|
|
|
"Vandenbroucke
werkt aan statuut kunstenaars" (België)
Minister van Sociale Zaken Frank Vandenbroucke (SP) zegt dat de overheid
de kosten die samenhangen met het toekomstige statuut van de kunstenaar
mee zal financieren. Hij wil daarnaast ook een onderscheid maken tussen
het statuut voor podiumkunstenaars en dat voor scheppende kunstenaars.

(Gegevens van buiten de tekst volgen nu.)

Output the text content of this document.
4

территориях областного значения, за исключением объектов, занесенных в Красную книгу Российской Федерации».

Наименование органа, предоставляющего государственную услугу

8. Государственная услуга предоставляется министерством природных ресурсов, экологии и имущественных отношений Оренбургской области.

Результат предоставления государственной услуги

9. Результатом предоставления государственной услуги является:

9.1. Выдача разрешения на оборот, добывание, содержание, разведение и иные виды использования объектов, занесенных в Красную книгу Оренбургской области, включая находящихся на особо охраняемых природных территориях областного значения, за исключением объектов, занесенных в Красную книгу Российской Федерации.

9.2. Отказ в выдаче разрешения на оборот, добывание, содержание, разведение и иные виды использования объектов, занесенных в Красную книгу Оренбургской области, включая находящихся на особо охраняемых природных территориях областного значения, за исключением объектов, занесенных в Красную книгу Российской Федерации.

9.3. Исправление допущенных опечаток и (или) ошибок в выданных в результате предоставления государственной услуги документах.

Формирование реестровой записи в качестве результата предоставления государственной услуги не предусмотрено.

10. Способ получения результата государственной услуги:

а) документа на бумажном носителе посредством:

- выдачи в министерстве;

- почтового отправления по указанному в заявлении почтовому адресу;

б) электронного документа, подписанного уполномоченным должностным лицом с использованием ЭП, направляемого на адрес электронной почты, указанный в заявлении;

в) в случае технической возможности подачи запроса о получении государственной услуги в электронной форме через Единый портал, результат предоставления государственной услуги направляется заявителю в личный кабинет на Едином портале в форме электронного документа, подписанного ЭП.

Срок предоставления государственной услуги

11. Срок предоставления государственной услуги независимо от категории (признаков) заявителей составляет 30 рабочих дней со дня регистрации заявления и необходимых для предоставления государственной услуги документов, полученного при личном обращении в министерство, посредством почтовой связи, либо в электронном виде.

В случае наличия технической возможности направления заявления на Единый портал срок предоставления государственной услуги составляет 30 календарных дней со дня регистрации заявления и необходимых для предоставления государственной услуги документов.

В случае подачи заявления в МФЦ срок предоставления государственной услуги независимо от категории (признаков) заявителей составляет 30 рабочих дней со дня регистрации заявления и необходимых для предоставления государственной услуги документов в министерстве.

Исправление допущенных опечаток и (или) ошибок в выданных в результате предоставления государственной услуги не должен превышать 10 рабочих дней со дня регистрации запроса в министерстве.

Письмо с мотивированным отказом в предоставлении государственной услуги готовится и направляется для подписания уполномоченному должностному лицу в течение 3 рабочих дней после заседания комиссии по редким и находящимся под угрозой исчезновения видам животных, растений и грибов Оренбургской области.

In De Morgen van 18 november 2000 reageert minister Vandenbroucke op de
uitlatingen van het Nieuw Internationaal Cultureel Centrum (NICC). Die
belangenvereniging was bang dat de overheid een statuut voor kunstenaars
niet zou financieren. Volgens Vandenbroucke berust die vrees op een
misverstand. “Indien men mijn antwoord volledig naleest, dan is
duidelijk dat ik geenszins heb beweerd dat de overheid niet bereid zou
zijn om extra middelen vrij te maken voor de financiering van het sociaal
statuut van de kunstenaar. Integendeel, het is precies onze bedoeling
ervoor te zorgen dat het statuut geen meerkost inhoudt, noch voor de
kunstenaar zelf, noch voor het publiek, omdat het economisch draagvlak
daarvoor ontbreekt. Daarom heb ik in mijn antwoord ook aangekondigd een
structurele lastenvermindering voor alle kunstenaars te koppelen aan het
statuut.” Vandenbroucke blijft wel achter een onderscheid tussen
scheppende kunstenaars en podiumkunstenaars staan. De eerste zouden
volgens hem in het zelfstandigenstatuut moeten, de tweede zouden moeten
kunnen kiezen tussen het werknemers- en het zelfstandigenstatuut. “Ik
ben ervan overtuigd dat er wel degelijk een onderscheid bestaat en dat
scheppende kunstenaars gediend zouden zijn met een zelfstandigenstatuut.
Het komt er wel op aan dat zelfstandigenstatuut te optimaliseren zodat het
beter harmoniseert met het werknemersstatuut en voor iedereen, ook voor de
kunstenaars, aanvaardbaar is. En dat is precies wat ik wil doen.”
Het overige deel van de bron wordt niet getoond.